March 10, 2023
Gopuff laid off 2% of its global workforce on Thursday, impacting more than 100 employees at the Philadelphia-based rapid-delivery startup.
The job cuts impacted workers from the company's operations department, including those working in engineering and information technology, Bloomberg reported. The latest round of layoffs came just a few months after Gopuff terminated approximately 250 workers in October.
Gopuff has laid off hundreds of employees over the last year. Last March, the online delivery company cut 3% of its workforce, according to The Information. In July, about 1,500 warehouse and technology employees were terminated as part of a downsizing measure that included the shuttering of 76 warehouses across the United States, or 12% of the company's national footprint.
That wasn't the only time that Gopuff cut jobs in 2022. That January, Gopuff laid off about 100 warehouse and operations workers and abandoned plans to open several new warehouses ahead of a planned initial public offering later that year, Business Insider reported. The expansion was later scrapped due to "unfavorable market conditions."
The job cuts appear to be part of an effort to control costs and get the company back on track to profitability.
In September, as the company celebrated its 10th anniversary in Philadelphia with the opening of a micro-fulfillment center in Northern Liberties, co-founder Rafael Ilishayev told the Philadelphia Business Journal that the company was taking "bold, big steps – frankly, uncomfortable steps" to return to profitability by 2024.
Gopuff did not immediately respond to PhillyVoice's request for comment regarding the latest round of layoffs.
The company, which was founded by Ilishayev and Yakir Gola while they were students at Drexel University in 2013, has expanded rapidly in recent years by setting up thousands of fulfillment centers across the United States, moving into the European market and acquiring several international companies with a similar business model.
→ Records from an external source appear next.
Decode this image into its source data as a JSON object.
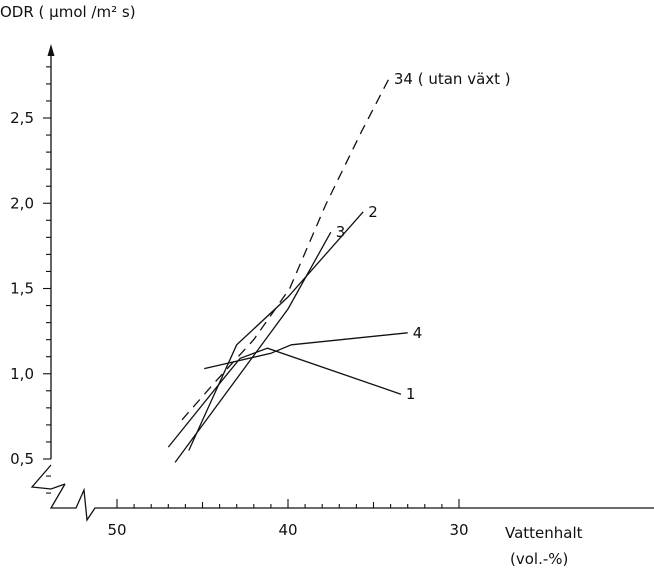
{
  "chart_data": {
    "type": "line",
    "xlabel": "Vattenhalt",
    "xlabel_unit": "(vol.-%)",
    "ylabel": "ODR ( µmol /m² s)",
    "x_reversed": true,
    "y_axis_break": true,
    "x_axis_break": true,
    "xlim": [
      54,
      28
    ],
    "ylim": [
      0.2,
      2.9
    ],
    "x_ticks": [
      50,
      40,
      30
    ],
    "x_tick_labels": [
      "50",
      "40",
      "30"
    ],
    "y_ticks": [
      0.5,
      1.0,
      1.5,
      2.0,
      2.5
    ],
    "y_tick_labels": [
      "0,5",
      "1,0",
      "1,5",
      "2,0",
      "2,5"
    ],
    "grid": false,
    "series": [
      {
        "name": "34 ( utan växt )",
        "style": "dashed",
        "label": "34 ( utan växt )",
        "points": [
          [
            46.2,
            0.73
          ],
          [
            44.1,
            0.97
          ],
          [
            42.0,
            1.2
          ],
          [
            39.9,
            1.5
          ],
          [
            37.8,
            1.99
          ],
          [
            35.7,
            2.42
          ],
          [
            34.1,
            2.73
          ]
        ]
      },
      {
        "name": "3",
        "style": "solid",
        "label": "3",
        "points": [
          [
            46.6,
            0.48
          ],
          [
            40.0,
            1.38
          ],
          [
            37.5,
            1.83
          ]
        ]
      },
      {
        "name": "2",
        "style": "solid",
        "label": "2",
        "points": [
          [
            45.8,
            0.55
          ],
          [
            43.0,
            1.17
          ],
          [
            40.0,
            1.45
          ],
          [
            35.6,
            1.95
          ]
        ]
      },
      {
        "name": "4",
        "style": "solid",
        "label": "4",
        "points": [
          [
            44.9,
            1.03
          ],
          [
            41.0,
            1.12
          ],
          [
            39.8,
            1.17
          ],
          [
            33.0,
            1.24
          ]
        ]
      },
      {
        "name": "1",
        "style": "solid",
        "label": "1",
        "points": [
          [
            47.0,
            0.57
          ],
          [
            43.7,
            0.98
          ],
          [
            42.8,
            1.09
          ],
          [
            41.2,
            1.15
          ],
          [
            33.4,
            0.88
          ]
        ]
      }
    ]
  }
}
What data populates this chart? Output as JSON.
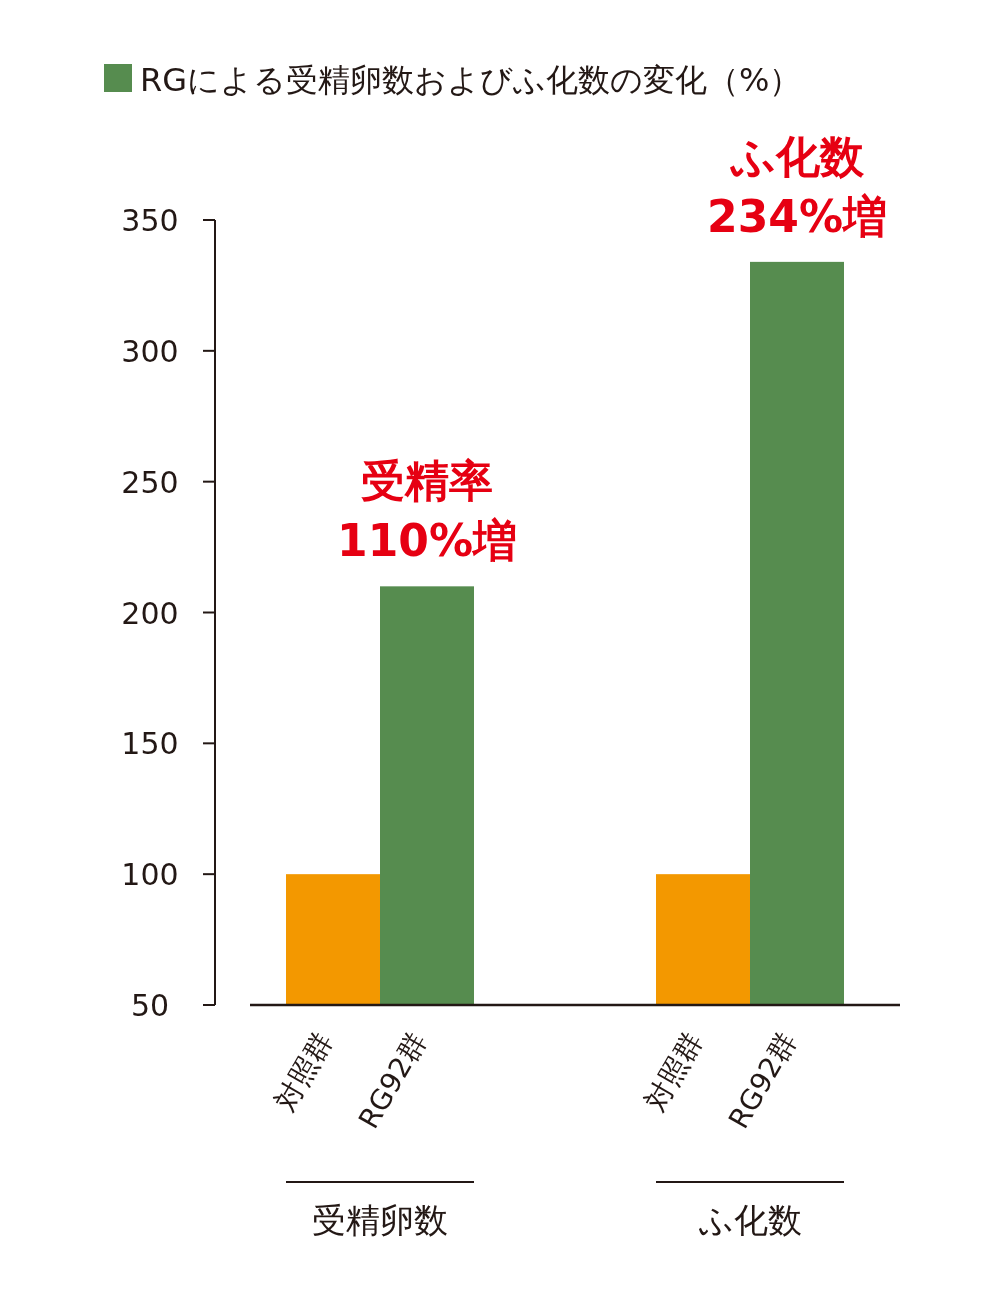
{
  "chart_data": {
    "type": "bar",
    "title": "RGによる受精卵数およびふ化数の変化（%）",
    "categories": [
      "受精卵数",
      "ふ化数"
    ],
    "series": [
      {
        "name": "対照群",
        "color": "#f39800",
        "values": [
          100,
          100
        ]
      },
      {
        "name": "RG92群",
        "color": "#568c4f",
        "values": [
          210,
          334
        ]
      }
    ],
    "ylim": [
      50,
      350
    ],
    "yticks": [
      50,
      100,
      150,
      200,
      250,
      300,
      350
    ],
    "annotations": [
      {
        "text": "受精率\n110%増",
        "x": "受精卵数",
        "y": 210
      },
      {
        "text": "ふ化数\n234%増",
        "x": "ふ化数",
        "y": 334
      }
    ],
    "grid": false,
    "legend": false
  }
}
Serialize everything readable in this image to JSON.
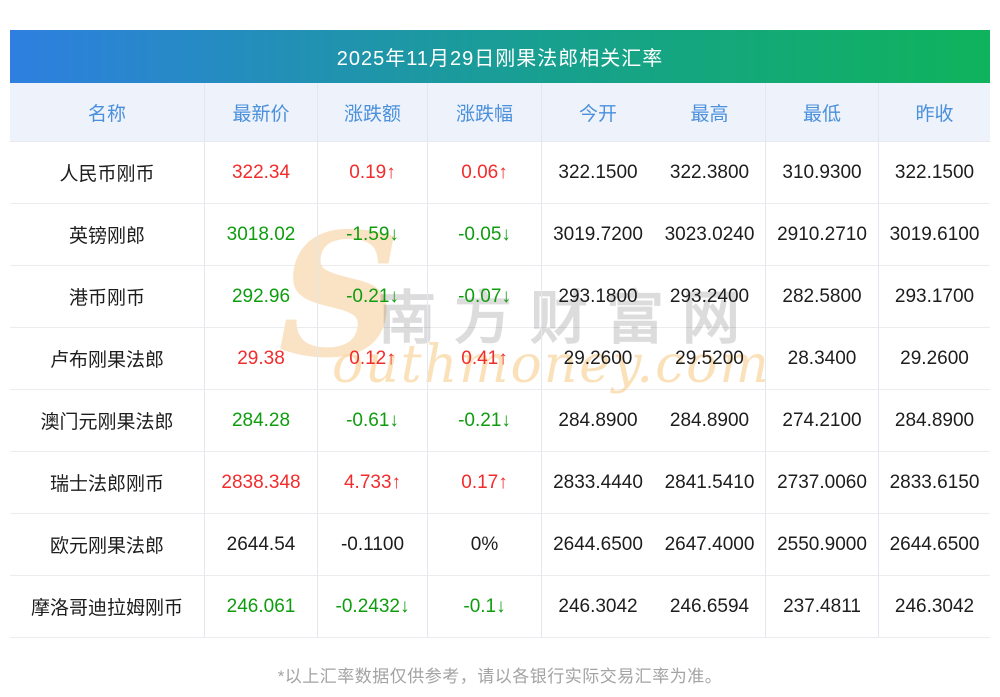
{
  "title": "2025年11月29日刚果法郎相关汇率",
  "table": {
    "columns": [
      "名称",
      "最新价",
      "涨跌额",
      "涨跌幅",
      "今开",
      "最高",
      "最低",
      "昨收"
    ],
    "column_keys": [
      "name",
      "last",
      "change",
      "pct",
      "open",
      "high",
      "low",
      "prev"
    ],
    "rows": [
      {
        "name": "人民币刚币",
        "last": "322.34",
        "change": "0.19↑",
        "pct": "0.06↑",
        "trend": "up",
        "open": "322.1500",
        "high": "322.3800",
        "low": "310.9300",
        "prev": "322.1500"
      },
      {
        "name": "英镑刚郎",
        "last": "3018.02",
        "change": "-1.59↓",
        "pct": "-0.05↓",
        "trend": "down",
        "open": "3019.7200",
        "high": "3023.0240",
        "low": "2910.2710",
        "prev": "3019.6100"
      },
      {
        "name": "港币刚币",
        "last": "292.96",
        "change": "-0.21↓",
        "pct": "-0.07↓",
        "trend": "down",
        "open": "293.1800",
        "high": "293.2400",
        "low": "282.5800",
        "prev": "293.1700"
      },
      {
        "name": "卢布刚果法郎",
        "last": "29.38",
        "change": "0.12↑",
        "pct": "0.41↑",
        "trend": "up",
        "open": "29.2600",
        "high": "29.5200",
        "low": "28.3400",
        "prev": "29.2600"
      },
      {
        "name": "澳门元刚果法郎",
        "last": "284.28",
        "change": "-0.61↓",
        "pct": "-0.21↓",
        "trend": "down",
        "open": "284.8900",
        "high": "284.8900",
        "low": "274.2100",
        "prev": "284.8900"
      },
      {
        "name": "瑞士法郎刚币",
        "last": "2838.348",
        "change": "4.733↑",
        "pct": "0.17↑",
        "trend": "up",
        "open": "2833.4440",
        "high": "2841.5410",
        "low": "2737.0060",
        "prev": "2833.6150"
      },
      {
        "name": "欧元刚果法郎",
        "last": "2644.54",
        "change": "-0.1100",
        "pct": "0%",
        "trend": "flat",
        "open": "2644.6500",
        "high": "2647.4000",
        "low": "2550.9000",
        "prev": "2644.6500"
      },
      {
        "name": "摩洛哥迪拉姆刚币",
        "last": "246.061",
        "change": "-0.2432↓",
        "pct": "-0.1↓",
        "trend": "down",
        "open": "246.3042",
        "high": "246.6594",
        "low": "237.4811",
        "prev": "246.3042"
      }
    ]
  },
  "watermark": {
    "initial": "S",
    "cn": "南方财富网",
    "en": "outhmoney.com"
  },
  "footer": "*以上汇率数据仅供参考，请以各银行实际交易汇率为准。",
  "colors": {
    "up": "#f22c2c",
    "down": "#0f9d0f",
    "title_gradient_start": "#2e7fe0",
    "title_gradient_mid": "#17a08f",
    "title_gradient_end": "#0fb35c",
    "header_bg": "#eef2fa",
    "header_text": "#4a90dd"
  }
}
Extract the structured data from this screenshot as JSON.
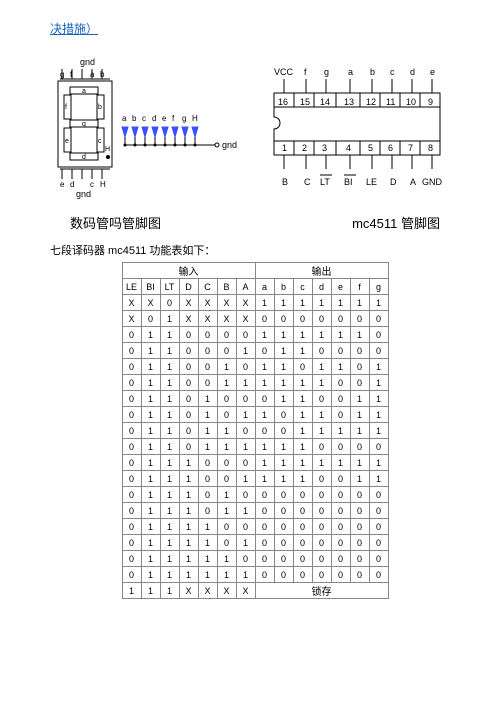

As the company begins to downsize and look for ways to save the dwindling venture capitalist funding that facilitated that expansion, Ilishayev told the Philadelphia Business Journal that it will continue to open up fulfillment centers "where it really makes sense for us to open up buildings in key locations like Philadelphia." The company will also add new items to its inventory and use all of the assets at the company's disposal, he said.
The company was most recently valued at $15 billion in 2021 and had 10,000 employees as of September, the Business Journal reported.